Andere Medien: Das Abschreiben liegt dem Menschen in den Genen. Erst in der Schule, später im Medienberuf. Nicht jeder hat die Möglichkeit, mit Cristiano Ronaldo direkt zu sprechen. Deshalb ist es gängige Praxis, seine Aussagen anderen Reportern gegenüber weiter zu verwerten. Sinnvoll wäre es, bei der Auswahl der Interviews auf die Seriosität der Medien zu achten. Die Satireseite Postillon empfiehlt sich dafür weniger als der Spiegel. Und es wäre ein feiner Zug, das zitierte Medium zu erwähnen.

Agenturen: Keine Redaktion dieser Welt kann an allen Orten gleichzeitig sein. Deshalb sind selbst größere Medien auf Nachrichten-Agenturen wie dpa oder AP angewiesen. Sie haben Büros und Mitarbeiter in der ganzen Welt, die über die wichtigen Ereignisse in Wort und Bild berichten – und diese den Medienhäusern gegen eine jährliche Gebühr zur Verfügung stellen.

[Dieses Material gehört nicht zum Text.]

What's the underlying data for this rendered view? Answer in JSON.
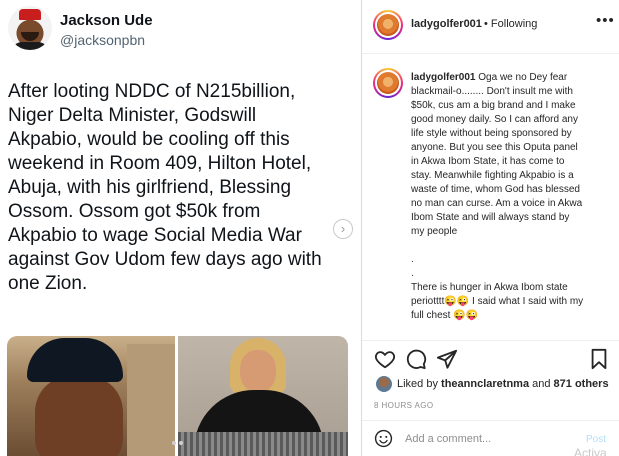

Dass wir uns nicht falsch verstehen: Diese Liste erhebt keinerlei Anspruch auf Vollständigkeit. Und sowieso: Der eine Punkt ist es, über die Dinge zu berichten. Ein anderer, diese einzuordnen. Das ist die Stärke von wirklich gutem Journalismus. Nicht nur über das zu berichten, was ist. Sondern auch über das, was es zu bedeuten hat.

Eine schwere Aufgabe? Ja freilich. Aber wenn es leicht wäre, bräuchte man dafür auch keine Experten.